The aftermath of South Korea’s termination of a military information-sharing deal with Japan is worrying.
Serious damage to the US-led security cooperation with South Korea and Japan, not to mention Seoul-Tokyo relations, is inevitable.
Ending the General Security of Military Information Agreement is as good as pouring cold water on the already-strained ties between South Korea and Japan. One cannot but ask if the Moon Jae-in administration is determined to treat Japan as an enemy forever.
One of the most concerning problems is the South Korea-US alliance. On multiple occasions, Washington has expressed hopes for the renewal of the deal. But Cheong Wa Dae made a choice that ignored the ally’s hopes. North Korea and its ally, China, are undoubtedly happy at the decision to end the deal.
Cheong Wa Dae said it considered “national interests,” but that explanation failed to ease concerns about South Korea being diplomatically alienated and a security vacuum arising.
A Cheong Wa Dae official said the US “understands” its decision to exit the GSOMIA, but the Pentagon issued a statement expressing its “strong concern and disappointment.” US Secretary of State Mike Pompeo told a press conference that “we are disappointed.”
Cacophony is worrisome. Cheong Wa Dae should explain its differences with the US.
The word, “disappointed,” is seldom used in diplomatic circles. It is uncommon for Washington to criticize its ally with the expression of “disappointed.” The rhetoric implies there is a profound impact on US interests.
Cheong Wa Dae shunned disputing the US comments directly. It rather touted the exit from the deal as an occasion to upgrade the US alliance. That is sophistry apparently to veil the crumbling alliance. One will hardly be on better terms with someone who says he is disappointed. Cheong Wa Dae is keen on public opinion of the current government. The ruling camp seems to believe that it can rally support for Moon with anti-Japanese measures including the termination of the deal.
It is unusual for the US to refer to the South Korean government as the Moon (Jae-in) administration in its official comment. This expression highlights the exit of the deal as Moon’s decision. It alludes that his government is veering off the track of traditional alliance.
For the US, the GSOMIA is an axis of its tripartite security system with South Korea and Japan. Pushed by strong US persuasion, South Korea and Japan entered into the accord in 2016. It was regarded as a cornerstone of the three-nation security cooperation.
Korea experts in the US reportedly view the scrapping of the agreement as a move to break away from the trilateral security system. If cooperation with allies wobbles while the North is not denuclearized at all, the South will likely be less heard on the international stage. The diplomatic isolation of the South will only strengthen the North’s strategy regarding negotiations to denuclearize and inter-Korean relations.
North Korea test-fired two “super-large rockets” on Saturday, two days after the announcement of the decision to scrap the GSOMIA. It was the fifth launch of projectiles this month. The North appears to be launching missiles and rockets without reservation. It will attempt to test the South’s ability to detect its missile launches after the termination of the deal. Given the North’s escalating provocations, information sharing among allies is all the more necessary now.

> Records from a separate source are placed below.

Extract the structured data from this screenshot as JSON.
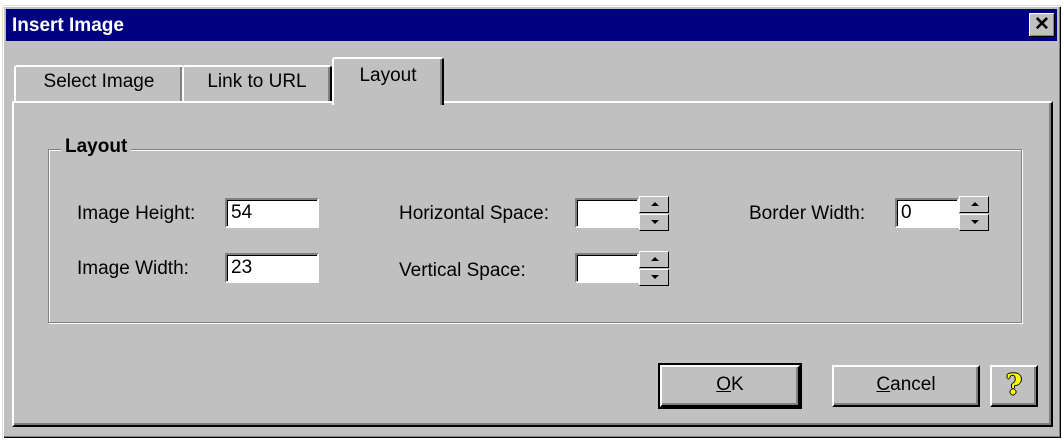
{
  "dialog": {
    "title": "Insert Image",
    "close_glyph": "✕"
  },
  "tabs": [
    {
      "label": "Select Image",
      "active": false
    },
    {
      "label": "Link to URL",
      "active": false
    },
    {
      "label": "Layout",
      "active": true
    }
  ],
  "layout_group": {
    "label": "Layout",
    "image_height": {
      "label": "Image Height:",
      "value": "54"
    },
    "image_width": {
      "label": "Image Width:",
      "value": "23"
    },
    "horizontal_space": {
      "label": "Horizontal Space:",
      "value": ""
    },
    "vertical_space": {
      "label": "Vertical Space:",
      "value": ""
    },
    "border_width": {
      "label": "Border Width:",
      "value": "0"
    }
  },
  "buttons": {
    "ok": {
      "mnemonic": "O",
      "rest": "K"
    },
    "cancel": {
      "mnemonic": "C",
      "rest": "ancel"
    },
    "help_icon": "question-mark-icon",
    "help_glyph": "?"
  },
  "colors": {
    "titlebar": "#000080",
    "face": "#c0c0c0",
    "help_glyph": "#ffff00"
  }
}
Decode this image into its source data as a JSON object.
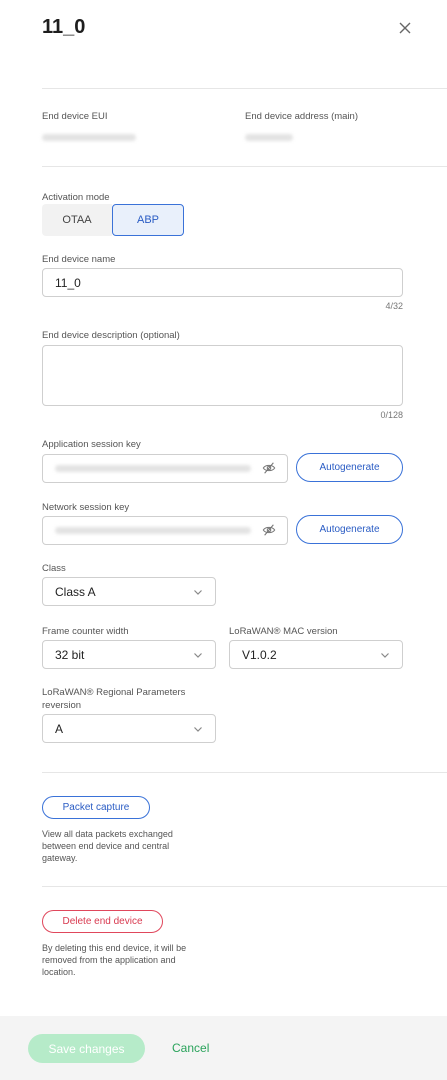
{
  "header": {
    "title": "11_0"
  },
  "info": {
    "eui_label": "End device EUI",
    "address_label": "End device address (main)"
  },
  "activation": {
    "label": "Activation mode",
    "options": [
      "OTAA",
      "ABP"
    ],
    "selected": "ABP"
  },
  "name_field": {
    "label": "End device name",
    "value": "11_0",
    "counter": "4/32"
  },
  "description_field": {
    "label": "End device description (optional)",
    "value": "",
    "counter": "0/128"
  },
  "app_session_key": {
    "label": "Application session key",
    "button": "Autogenerate"
  },
  "net_session_key": {
    "label": "Network session key",
    "button": "Autogenerate"
  },
  "class_field": {
    "label": "Class",
    "value": "Class A"
  },
  "frame_counter": {
    "label": "Frame counter width",
    "value": "32 bit"
  },
  "mac_version": {
    "label": "LoRaWAN® MAC version",
    "value": "V1.0.2"
  },
  "regional_params": {
    "label_line1": "LoRaWAN® Regional Parameters",
    "label_line2": "reversion",
    "value": "A"
  },
  "packet_capture": {
    "button": "Packet capture",
    "help_line1": "View all data packets exchanged",
    "help_line2": "between end device and central",
    "help_line3": "gateway."
  },
  "delete": {
    "button": "Delete end device",
    "help_line1": "By deleting this end device, it will be",
    "help_line2": "removed from the application and",
    "help_line3": "location."
  },
  "footer": {
    "save_label": "Save changes",
    "cancel_label": "Cancel"
  },
  "colors": {
    "accent": "#3a72d8",
    "success": "#2aa35b",
    "danger": "#e0475c",
    "save_disabled": "#b6ebc9"
  }
}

South Korea has no security interests to gain from ending the deal. US mediation in trade spats between Seoul and Tokyo is effectively off the table. South Korea’s cost of keeping the US alliance may rise and Japan will likely take countermeasures.
Nonetheless, Cheong Wa Dae’s explanation is insufficient and unconvincing. So it faces suspicions that it chose to fight Japan and foster anti-Japanese sentiment for political gains, or that it sought to distract the people from the high-profile corruption allegations facing Cho Kuk, nominated by Moon as justice minister.
What are the national interests that Cheong Wa Dae seeks?
It ought to tell the people where it is leading the nation in light of the security issues. It should reflect its big picture of alliances and diplomacy. The important thing is that the US alliance must not be sacrificed for political or ideological reasons. It undermines national interests and imperils the nation.